Kok bisa ? Bisa. Nyatanya seperti itu.

Belum mudêng ya ... ?

Sama.

Begini saudara ceritanya.

Pada suatu hari yang panasnya menyengat, ketika waktu itu belum ada yang namanya HP atau gadget yang lain, saya mampir ke sebuah wartel. Tahu kan wartel ? Warung Telpon. Saya masuk ke sebuah wartel yang tampak menyediakan 4 bilik telpon. Karena saya lihat dari luar bahwa bilik di ujung kanan tampak kosong tidak ada pemakainya, maka saya pun membuka pintu bilik tersebut dan memasukinya. Ternyata di dalam bilik tersebut tidak tersedia kursi untuk duduk. Maka yang terpikirkan adalah saya harus mencari kursi untuk duduk dan dalam sekejap pikiran saya mengarahkan mata melihat ke luar bilik dan mendapatkan sebuah kursi yang tersedia.
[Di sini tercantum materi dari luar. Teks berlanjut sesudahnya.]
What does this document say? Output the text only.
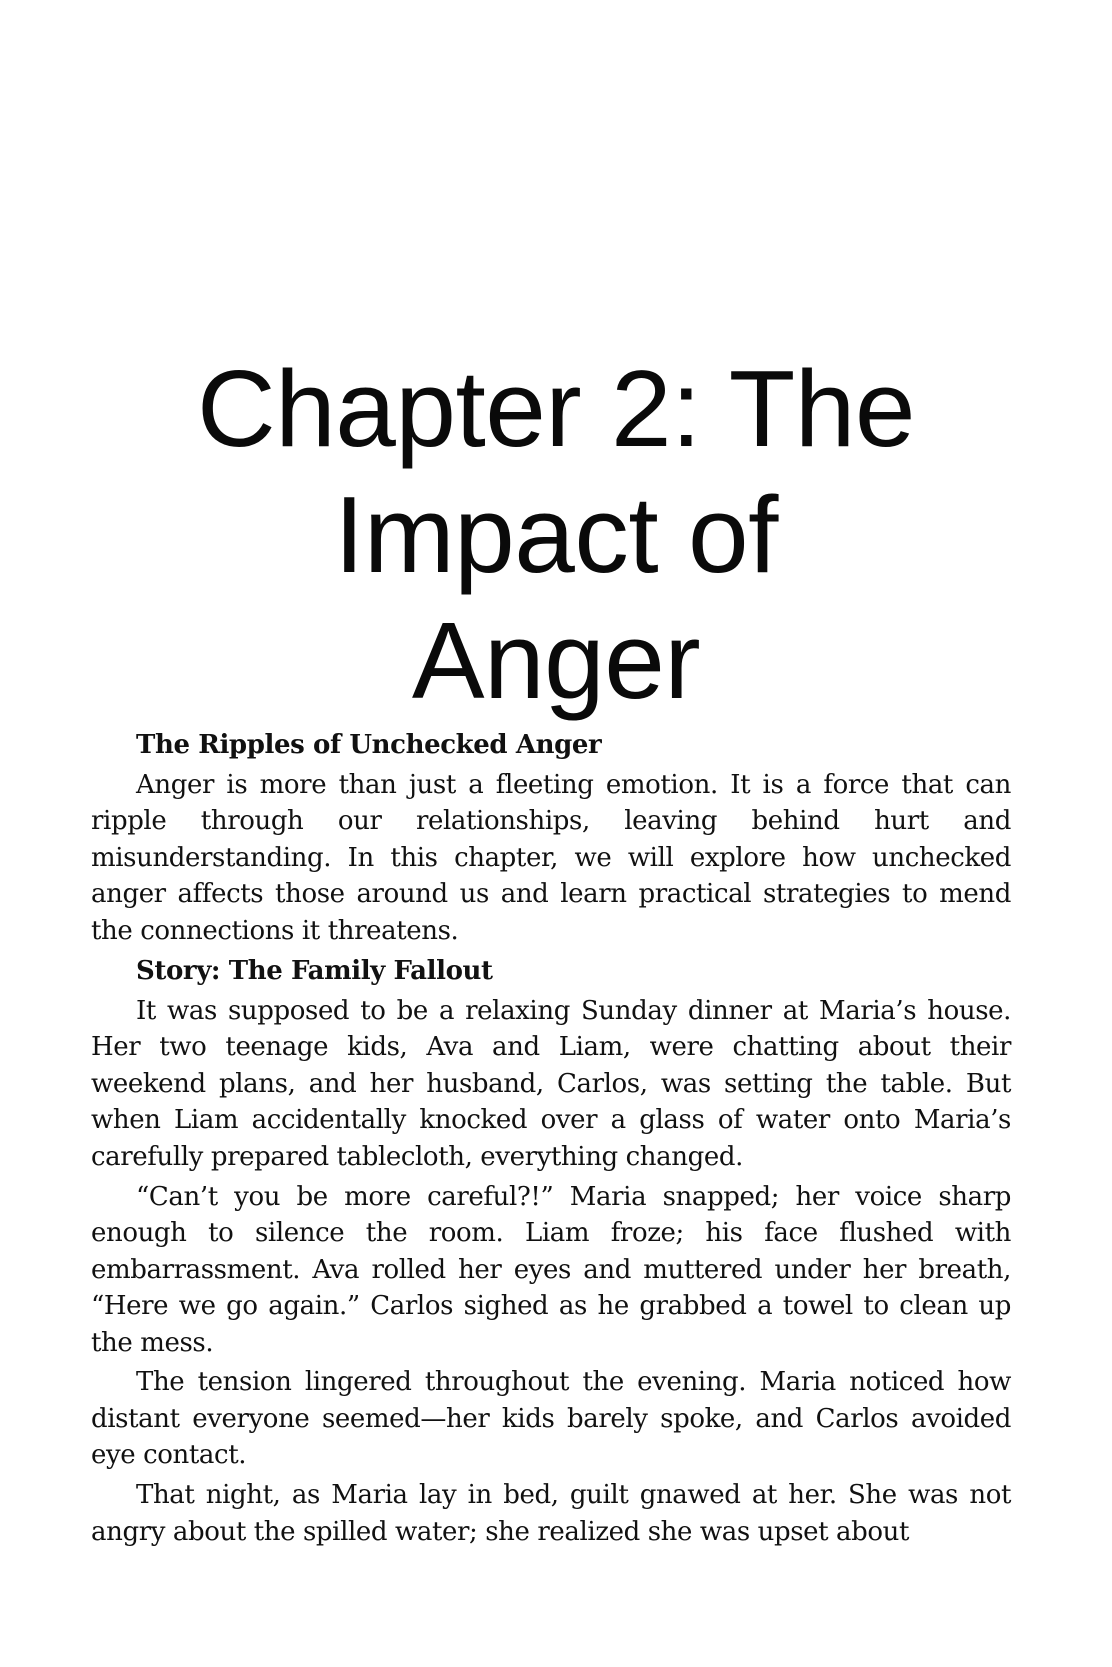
Chapter 2: The
Impact of
Anger

The Ripples of Unchecked Anger

Anger is more than just a fleeting emotion. It is a force that can ripple through our relationships, leaving behind hurt and misunderstanding. In this chapter, we will explore how unchecked anger affects those around us and learn practical strategies to mend the connections it threatens.

Story: The Family Fallout

It was supposed to be a relaxing Sunday dinner at Maria’s house. Her two teenage kids, Ava and Liam, were chatting about their weekend plans, and her husband, Carlos, was setting the table. But when Liam accidentally knocked over a glass of water onto Maria’s carefully prepared tablecloth, everything changed.

“Can’t you be more careful?!” Maria snapped; her voice sharp enough to silence the room. Liam froze; his face flushed with embarrassment. Ava rolled her eyes and muttered under her breath, “Here we go again.” Carlos sighed as he grabbed a towel to clean up the mess.

The tension lingered throughout the evening. Maria noticed how distant everyone seemed—her kids barely spoke, and Carlos avoided eye contact.

That night, as Maria lay in bed, guilt gnawed at her. She was not angry about the spilled water; she realized she was upset about
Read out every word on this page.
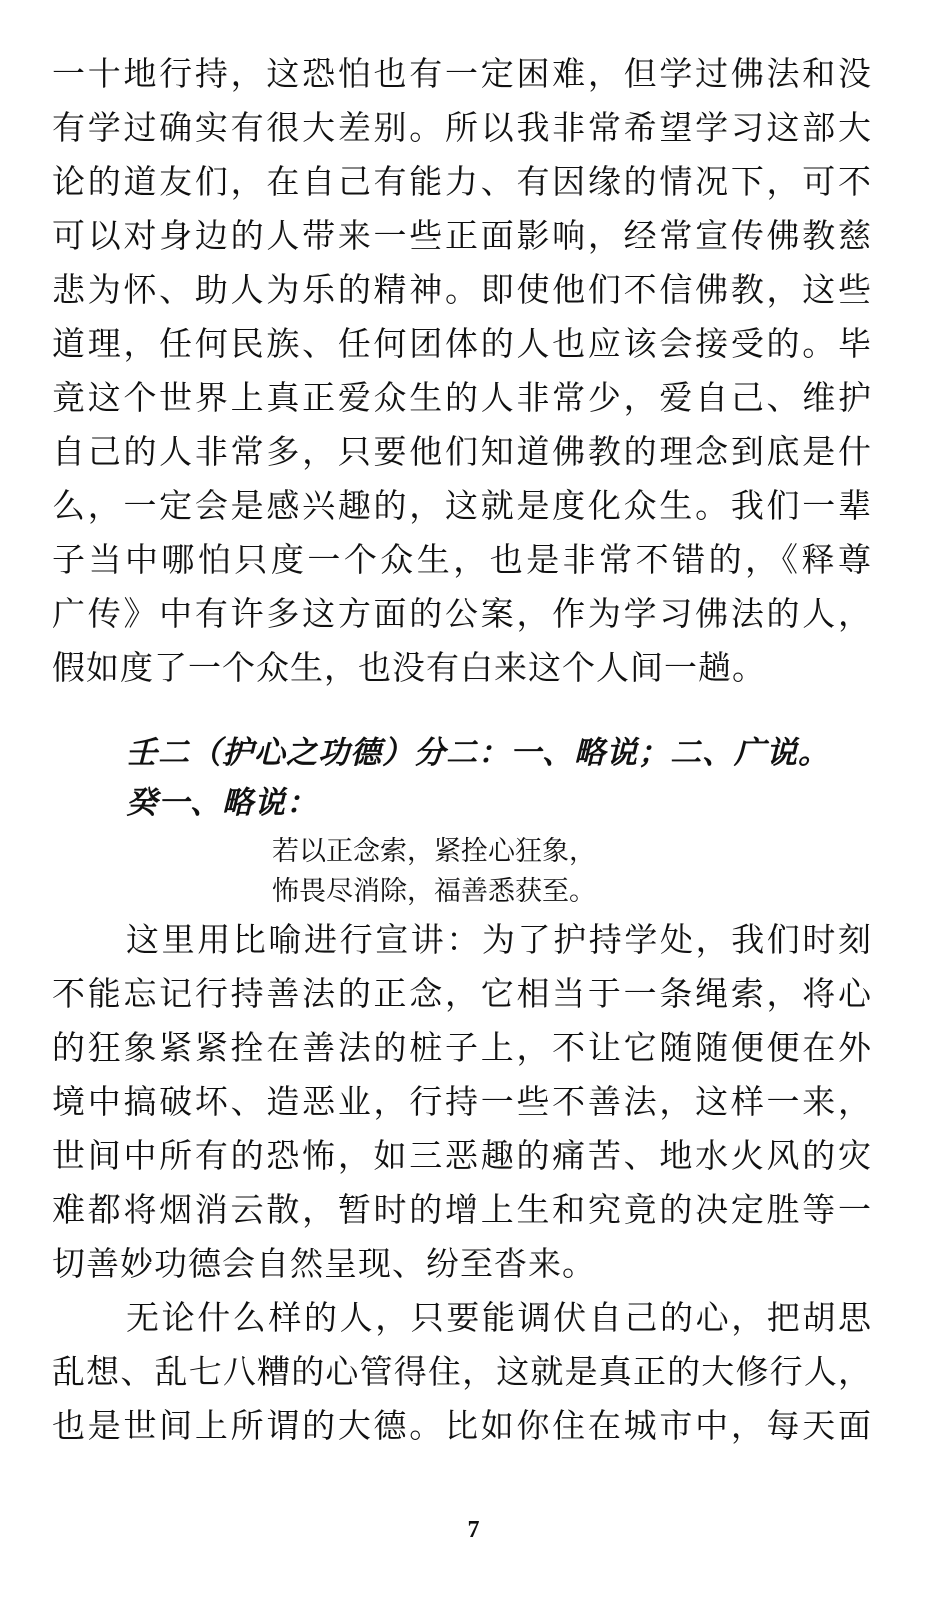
一十地行持，这恐怕也有一定困难，但学过佛法和没
有学过确实有很大差别。所以我非常希望学习这部大
论的道友们，在自己有能力、有因缘的情况下，可不
可以对身边的人带来一些正面影响，经常宣传佛教慈
悲为怀、助人为乐的精神。即使他们不信佛教，这些
道理，任何民族、任何团体的人也应该会接受的。毕
竟这个世界上真正爱众生的人非常少，爱自己、维护
自己的人非常多，只要他们知道佛教的理念到底是什
么，一定会是感兴趣的，这就是度化众生。我们一辈
子当中哪怕只度一个众生，也是非常不错的，《释尊
广传》中有许多这方面的公案，作为学习佛法的人，
假如度了一个众生，也没有白来这个人间一趟。
壬二（护心之功德）分二：一、略说；二、广说。
癸一、略说：
若以正念索，紧拴心狂象，
怖畏尽消除，福善悉获至。
这里用比喻进行宣讲：为了护持学处，我们时刻
不能忘记行持善法的正念，它相当于一条绳索，将心
的狂象紧紧拴在善法的桩子上，不让它随随便便在外
境中搞破坏、造恶业，行持一些不善法，这样一来，
世间中所有的恐怖，如三恶趣的痛苦、地水火风的灾
难都将烟消云散，暂时的增上生和究竟的决定胜等一
切善妙功德会自然呈现、纷至沓来。
无论什么样的人，只要能调伏自己的心，把胡思
乱想、乱七八糟的心管得住，这就是真正的大修行人，
也是世间上所谓的大德。比如你住在城市中，每天面
7
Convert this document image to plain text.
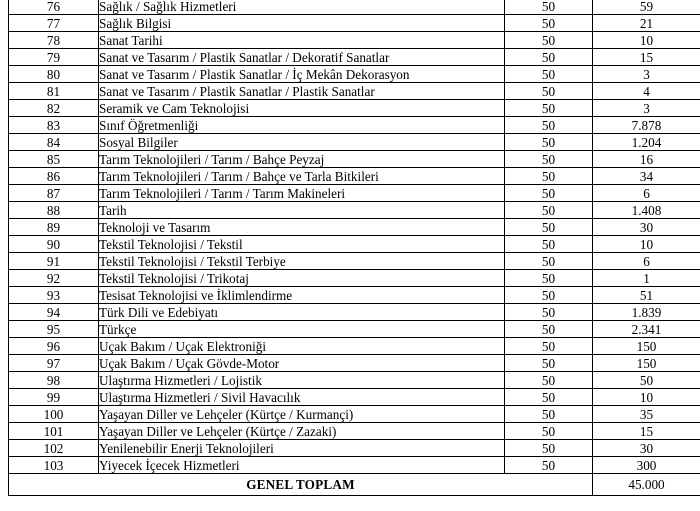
76	Sağlık / Sağlık Hizmetleri	50	59
77	Sağlık Bilgisi	50	21
78	Sanat Tarihi	50	10
79	Sanat ve Tasarım / Plastik Sanatlar / Dekoratif Sanatlar	50	15
80	Sanat ve Tasarım / Plastik Sanatlar / İç Mekân Dekorasyon	50	3
81	Sanat ve Tasarım / Plastik Sanatlar / Plastik Sanatlar	50	4
82	Seramik ve Cam Teknolojisi	50	3
83	Sınıf Öğretmenliği	50	7.878
84	Sosyal Bilgiler	50	1.204
85	Tarım Teknolojileri / Tarım / Bahçe Peyzaj	50	16
86	Tarım Teknolojileri / Tarım / Bahçe ve Tarla Bitkileri	50	34
87	Tarım Teknolojileri / Tarım / Tarım Makineleri	50	6
88	Tarih	50	1.408
89	Teknoloji ve Tasarım	50	30
90	Tekstil Teknolojisi / Tekstil	50	10
91	Tekstil Teknolojisi / Tekstil Terbiye	50	6
92	Tekstil Teknolojisi / Trikotaj	50	1
93	Tesisat Teknolojisi ve İklimlendirme	50	51
94	Türk Dili ve Edebiyatı	50	1.839
95	Türkçe	50	2.341
96	Uçak Bakım / Uçak Elektroniği	50	150
97	Uçak Bakım / Uçak Gövde-Motor	50	150
98	Ulaştırma Hizmetleri / Lojistik	50	50
99	Ulaştırma Hizmetleri / Sivil Havacılık	50	10
100	Yaşayan Diller ve Lehçeler (Kürtçe / Kurmançi)	50	35
101	Yaşayan Diller ve Lehçeler (Kürtçe / Zazaki)	50	15
102	Yenilenebilir Enerji Teknolojileri	50	30
103	Yiyecek İçecek Hizmetleri	50	300
GENEL TOPLAM			45.000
Saya pun keluar dari bilik tersebut dan mengambil kursi tersebut, memasukkan ke dalam bilik dan saya pun duduk. Bereskah masalahnya ? Belum. Begitu saya duduk dan mau menelpon, lha kok pesawat telponnya tidak ada. Asem tenan... lak yo isin to aku...

Dari peristiwa tersebut, kalau saya renungkan kembali, menunjukkan bahwa saya gak sadar, ndak éling. Prilaku saya sepenuhnya dikendalikan oleh ketidaksadaran atau banyak yang menyebutkan sebagai program pikiran bawah sadar. Tujuan saya mau menelpon, namun karena pikiran bawah sadar sudah terprogram kalau setiap bilik di watel itu selalu ada pesawat telponnya, maka hal itu secara tidak sadar saya abaikan. Yang saya perhatikan malah ketiadaan kursi, padahal saat saya masuk ke bilik tersebut, mestinya pandangan mata saya mengindra seisi bilik tersebut, namun nyatanya tidak.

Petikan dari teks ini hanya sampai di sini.